Published online by Cambridge University Press: 29 August 2010
The kingdom of Aragon, stretching across both sides of the Pyrenees, with a population kindred in blood and speech to that of Mediterranean France, was particularly liable to inroads of heresy from the latter. The Counts of Barcelona had been Carlovingian vassals, and even owned a shadowy allegiance to the first Capetians. We have seen how ready were Pedro II. and his successors to aid in resisting Frankish encroachments, even at the cost of encouraging heresy, and it was inevitable that schismatic missions should be established in populous centres such as Barcelona, and that heretics, when hard-pressed, should seek refuge in the mountains of Cerdaña and Urgel. In spite of this, however, heresy never obtained to the west of the Pyrenees the foothold which it enjoyed to the east. Its manifestations there were only spasmodic, and were suppressed with effort comparatively slender.

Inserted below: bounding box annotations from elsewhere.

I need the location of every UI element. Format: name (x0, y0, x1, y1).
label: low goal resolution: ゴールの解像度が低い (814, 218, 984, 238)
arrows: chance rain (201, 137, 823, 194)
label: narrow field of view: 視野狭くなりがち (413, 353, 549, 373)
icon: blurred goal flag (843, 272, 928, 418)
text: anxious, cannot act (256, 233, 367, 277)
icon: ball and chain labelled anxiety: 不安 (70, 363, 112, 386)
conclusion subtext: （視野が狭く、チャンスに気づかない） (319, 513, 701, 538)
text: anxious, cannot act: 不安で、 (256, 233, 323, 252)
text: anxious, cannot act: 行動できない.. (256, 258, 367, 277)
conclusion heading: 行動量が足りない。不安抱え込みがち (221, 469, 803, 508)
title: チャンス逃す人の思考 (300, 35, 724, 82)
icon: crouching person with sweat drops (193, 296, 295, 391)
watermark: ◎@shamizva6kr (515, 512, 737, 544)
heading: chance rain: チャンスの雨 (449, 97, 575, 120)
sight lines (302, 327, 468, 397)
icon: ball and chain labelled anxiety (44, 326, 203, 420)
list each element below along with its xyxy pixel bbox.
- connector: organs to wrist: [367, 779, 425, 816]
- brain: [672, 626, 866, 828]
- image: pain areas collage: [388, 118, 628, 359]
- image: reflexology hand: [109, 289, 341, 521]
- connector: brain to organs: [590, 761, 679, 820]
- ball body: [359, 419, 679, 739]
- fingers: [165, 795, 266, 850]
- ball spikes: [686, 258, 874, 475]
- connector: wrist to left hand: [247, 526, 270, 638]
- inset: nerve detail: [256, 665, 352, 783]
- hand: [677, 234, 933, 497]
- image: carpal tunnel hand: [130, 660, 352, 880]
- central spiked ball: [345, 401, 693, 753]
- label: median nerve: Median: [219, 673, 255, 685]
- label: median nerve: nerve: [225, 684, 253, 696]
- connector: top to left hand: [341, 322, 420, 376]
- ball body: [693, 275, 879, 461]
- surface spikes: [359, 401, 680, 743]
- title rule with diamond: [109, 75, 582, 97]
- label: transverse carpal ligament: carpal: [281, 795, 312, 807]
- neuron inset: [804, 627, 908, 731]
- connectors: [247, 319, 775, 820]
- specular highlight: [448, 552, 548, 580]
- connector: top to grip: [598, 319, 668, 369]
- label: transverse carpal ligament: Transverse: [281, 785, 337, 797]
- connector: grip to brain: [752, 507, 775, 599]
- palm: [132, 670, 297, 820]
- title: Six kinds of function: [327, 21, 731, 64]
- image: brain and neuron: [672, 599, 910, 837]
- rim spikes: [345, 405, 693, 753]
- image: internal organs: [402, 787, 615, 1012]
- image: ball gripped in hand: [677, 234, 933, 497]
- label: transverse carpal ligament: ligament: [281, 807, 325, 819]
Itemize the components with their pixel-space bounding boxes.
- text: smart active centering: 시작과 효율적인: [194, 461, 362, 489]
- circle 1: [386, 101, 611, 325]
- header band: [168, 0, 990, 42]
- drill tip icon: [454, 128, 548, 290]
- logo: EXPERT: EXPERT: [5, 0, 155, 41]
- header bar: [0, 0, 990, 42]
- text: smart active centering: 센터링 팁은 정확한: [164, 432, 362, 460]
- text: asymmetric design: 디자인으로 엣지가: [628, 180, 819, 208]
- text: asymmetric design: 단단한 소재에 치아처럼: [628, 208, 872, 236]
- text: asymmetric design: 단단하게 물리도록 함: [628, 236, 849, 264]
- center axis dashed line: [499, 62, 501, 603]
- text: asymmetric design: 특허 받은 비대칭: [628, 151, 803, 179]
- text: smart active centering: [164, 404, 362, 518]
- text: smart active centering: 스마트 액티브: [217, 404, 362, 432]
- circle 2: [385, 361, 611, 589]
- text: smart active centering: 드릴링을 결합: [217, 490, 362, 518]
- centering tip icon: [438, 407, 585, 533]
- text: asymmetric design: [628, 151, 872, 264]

It is somewhat remarkable that we hear nothing specifically of the Cathari in Aragon proper. Matthew Paris, indeed, tells a wild tale of how, in 1234, they were so numerous in the parts of Spain that they decreed the abrogation of Christianity, and raised a large army with which they burned churches and spared neither age nor sex, until Gregory IX. ordered a crusade against them throughout western Europe, when in a stricken field they were all cut off to a man; but this may safely be set down to the imagination of some pilgrim returning from Compostella and desiring to repay a night's hospitality at St. Alban's. In the enumeration of Eainerio Saccone, about 1250, there is no mention of any Catharan organization west of the Pyrenees.